My proposed solution is a so called "Lazy-Eager" Processing.

An example is to render tt_content records with relations to other tables (tt_content.accordion_items for a list of "accordion item" or "sys_file_reference" for tt_content.image).

1. Lazy means: We only fetch the database records for the inline relations (such as "accordion items") when they are accessed the first time. Due to utilizing Schema API and Record API, we only need to do this on CTypes that have the field configured in their list of fields (showitem).

2. Eager means: We load ALL of the database records for a given PID at once. If we have 3 tt_content records of type accordion with 5 inline relations at once, we load ALL inline relations of that PID on the first "access". We keep the 15 DB result arrays in memory, as it is much faster to have 1 DB query and 15 arrays than having 3 DB queries.

3. We then utilize the Reference Index to find out, which records we actually need for a given relation of the "first" content element which taps into the access. We also do this in a "bulk" way: We fetch all relations from sys_refindex with a IN query. The Reference Index then needs to cluster the results (while keeping the sort order) of the field name, the. Reference Index is the place.

Effectively in code, Step 3 is before Step 2 - we fetch all information before we fetch the full records, leaving us with the following SQL queries per page (default language, live workspace):

- Routing: Fetch current page
- Routing: Fetch rootline elements
- Content Elements: Fetch all tt_content elements of the current selected page grouped by colPos
- Relations: Query sys_refindex for all used records with a IN query
- Record Query (once per DB table): Fetch all records of a DB table with a IN query

Ideally, we have a maximum of 5 DB queries per page on a non-cached page (+1 query per "inline DB table"). In addition, we have links to other pages that need to be resolved.

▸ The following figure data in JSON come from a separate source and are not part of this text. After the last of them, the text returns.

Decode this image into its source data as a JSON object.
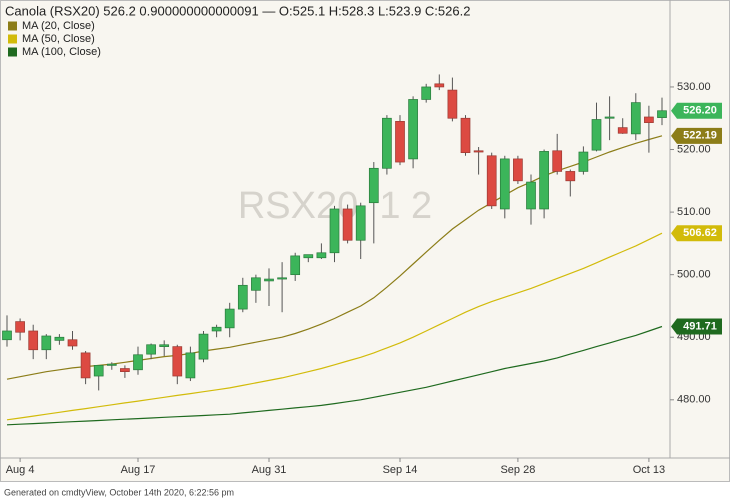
{
  "chart_data": {
    "type": "candlestick",
    "title": "Canola (RSX20) 526.2 0.900000000000091 — O:525.1 H:528.3 L:523.9 C:526.2",
    "watermark": "RSX20, 1 2",
    "categories": [
      null,
      "Aug 4",
      null,
      null,
      null,
      null,
      null,
      null,
      null,
      null,
      "Aug 17",
      null,
      null,
      null,
      null,
      null,
      null,
      null,
      null,
      null,
      "Aug 31",
      null,
      null,
      null,
      null,
      null,
      null,
      null,
      null,
      null,
      "Sep 14",
      null,
      null,
      null,
      null,
      null,
      null,
      null,
      null,
      "Sep 28",
      null,
      null,
      null,
      null,
      null,
      null,
      null,
      null,
      null,
      "Oct 13",
      null
    ],
    "open": [
      489.6,
      492.5,
      491.0,
      488.0,
      489.5,
      489.6,
      487.5,
      483.8,
      485.5,
      485.0,
      484.8,
      487.3,
      488.5,
      488.5,
      483.5,
      486.5,
      491.0,
      491.5,
      494.5,
      497.5,
      499.0,
      499.3,
      500.0,
      502.7,
      502.7,
      503.5,
      510.5,
      505.5,
      511.5,
      517.0,
      524.5,
      518.5,
      528.0,
      530.5,
      529.5,
      525.0,
      519.8,
      519.0,
      510.5,
      518.5,
      510.5,
      510.5,
      519.8,
      516.5,
      516.5,
      519.9,
      525.0,
      523.5,
      522.5,
      525.2,
      525.1
    ],
    "high": [
      493.5,
      493.0,
      492.0,
      490.5,
      490.5,
      491.0,
      487.8,
      485.0,
      486.0,
      485.5,
      488.5,
      489.0,
      489.5,
      488.8,
      488.5,
      491.0,
      492.0,
      495.5,
      499.5,
      500.0,
      501.0,
      502.0,
      503.5,
      503.0,
      505.0,
      511.0,
      511.2,
      511.5,
      518.0,
      525.5,
      525.5,
      528.5,
      530.5,
      532.0,
      531.5,
      525.5,
      520.4,
      519.5,
      519.0,
      519.0,
      516.0,
      520.0,
      522.5,
      516.8,
      520.5,
      527.5,
      528.5,
      525.0,
      529.0,
      527.0,
      528.3
    ],
    "low": [
      488.5,
      489.5,
      486.5,
      486.5,
      488.8,
      488.0,
      482.5,
      481.5,
      484.8,
      483.5,
      484.0,
      486.5,
      487.0,
      482.5,
      483.0,
      486.0,
      490.0,
      490.0,
      494.0,
      495.5,
      495.0,
      494.0,
      499.0,
      502.0,
      502.5,
      502.0,
      505.0,
      502.5,
      505.0,
      516.0,
      517.5,
      517.0,
      527.5,
      529.5,
      524.5,
      519.0,
      516.0,
      510.5,
      509.0,
      514.5,
      508.0,
      509.0,
      516.0,
      512.5,
      516.0,
      519.7,
      521.5,
      522.5,
      521.5,
      519.5,
      523.9
    ],
    "close": [
      491.0,
      490.8,
      488.0,
      490.2,
      490.0,
      488.6,
      483.5,
      485.5,
      485.7,
      484.5,
      487.2,
      488.8,
      488.8,
      483.8,
      487.5,
      490.5,
      491.6,
      494.5,
      498.3,
      499.5,
      499.3,
      499.5,
      503.0,
      503.2,
      503.5,
      510.5,
      505.5,
      511.0,
      517.0,
      525.0,
      518.0,
      528.0,
      530.0,
      530.0,
      525.0,
      519.5,
      519.6,
      511.0,
      518.5,
      515.0,
      514.8,
      519.7,
      516.5,
      515.0,
      519.6,
      524.8,
      525.2,
      522.6,
      527.5,
      524.3,
      526.2
    ],
    "up_color": "#3cb55a",
    "down_color": "#dc4a42",
    "last_label": "526.20",
    "series": [
      {
        "name": "MA (20, Close)",
        "color": "#8c7d18",
        "last_label": "522.19",
        "values": [
          483.3,
          483.7,
          484.1,
          484.5,
          484.8,
          485.1,
          485.3,
          485.5,
          485.7,
          486.0,
          486.3,
          486.6,
          486.9,
          487.1,
          487.4,
          487.8,
          488.1,
          488.4,
          488.8,
          489.2,
          489.6,
          490.0,
          490.6,
          491.3,
          492.1,
          493.0,
          494.0,
          495.0,
          496.3,
          498.0,
          499.8,
          501.7,
          503.6,
          505.5,
          507.3,
          508.8,
          510.3,
          511.5,
          512.7,
          513.9,
          514.8,
          515.8,
          516.6,
          517.3,
          518.0,
          518.8,
          519.6,
          520.3,
          521.0,
          521.6,
          522.19
        ]
      },
      {
        "name": "MA (50, Close)",
        "color": "#d2bb0a",
        "last_label": "506.62",
        "values": [
          476.8,
          477.1,
          477.4,
          477.7,
          478.0,
          478.3,
          478.6,
          478.9,
          479.2,
          479.5,
          479.8,
          480.1,
          480.4,
          480.7,
          481.0,
          481.3,
          481.6,
          481.9,
          482.3,
          482.7,
          483.1,
          483.5,
          484.0,
          484.5,
          485.0,
          485.6,
          486.2,
          486.8,
          487.5,
          488.3,
          489.1,
          490.0,
          491.0,
          492.0,
          493.0,
          494.0,
          494.9,
          495.7,
          496.4,
          497.1,
          497.8,
          498.6,
          499.4,
          500.2,
          501.0,
          501.9,
          502.8,
          503.7,
          504.6,
          505.6,
          506.62
        ]
      },
      {
        "name": "MA (100, Close)",
        "color": "#1f6a1f",
        "last_label": "491.71",
        "values": [
          476.0,
          476.1,
          476.2,
          476.3,
          476.4,
          476.5,
          476.6,
          476.7,
          476.8,
          476.9,
          477.0,
          477.1,
          477.2,
          477.3,
          477.4,
          477.5,
          477.6,
          477.7,
          477.9,
          478.1,
          478.3,
          478.5,
          478.7,
          478.9,
          479.1,
          479.4,
          479.7,
          480.0,
          480.4,
          480.8,
          481.2,
          481.6,
          482.0,
          482.5,
          483.0,
          483.5,
          484.0,
          484.5,
          485.0,
          485.4,
          485.8,
          486.2,
          486.7,
          487.3,
          487.9,
          488.5,
          489.1,
          489.7,
          490.3,
          491.0,
          491.71
        ]
      }
    ],
    "ylim": [
      470.7,
      541.5
    ],
    "yticks": [
      {
        "value": 480,
        "label": "480.00"
      },
      {
        "value": 490,
        "label": "490.00"
      },
      {
        "value": 500,
        "label": "500.00"
      },
      {
        "value": 510,
        "label": "510.00"
      },
      {
        "value": 520,
        "label": "520.00"
      },
      {
        "value": 530,
        "label": "530.00"
      }
    ],
    "grid": false,
    "legend": "top-left"
  },
  "footer": "Generated on cmdtyView, October 14th 2020, 6:22:56 pm"
}
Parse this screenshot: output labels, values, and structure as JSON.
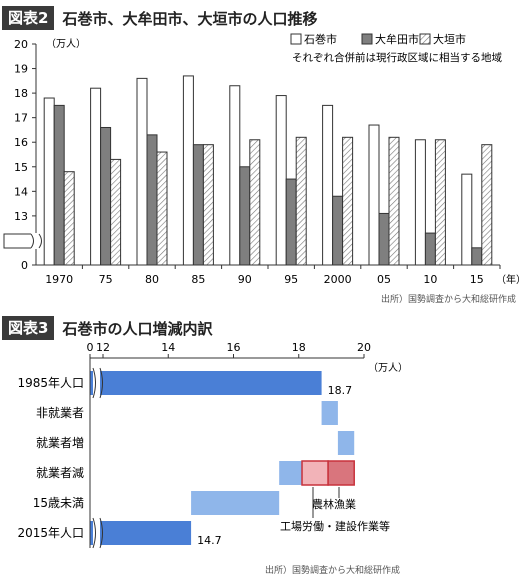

We have a few places to build and separate responsibility:

All of them need to have the Context object, as this is the one place which we can modify

1. RecordFactory [already there] -> creates Record objects out of DB rows
-> In relational fields we need a proxy object to handle the lazy resolving of the related or inline records

2. RelationResolver
-> Find all relations (as objects) from a UID, Field and Table Name
-> Queries the refindex for the relations, and returns the needed UIDs for this in a grouped way
-> has a runtime cache because it should only query the sys_refindex DB table once

3. RecordQueryBuilder
-> High-Level: Give me all records (objects) for a relation field from a record.
-> Does the "eager" part by fetching all records of a PID
-> Uses the RelationResolver to only filter the UIDs needed from the list of all PIDs
-> has a special handling for File (we need a better JOIN query here)

In general, we can also validate if we have one layer before this layer, which can also deal with "flex" and "json" fields, but that's probably inside the RecordFactory then.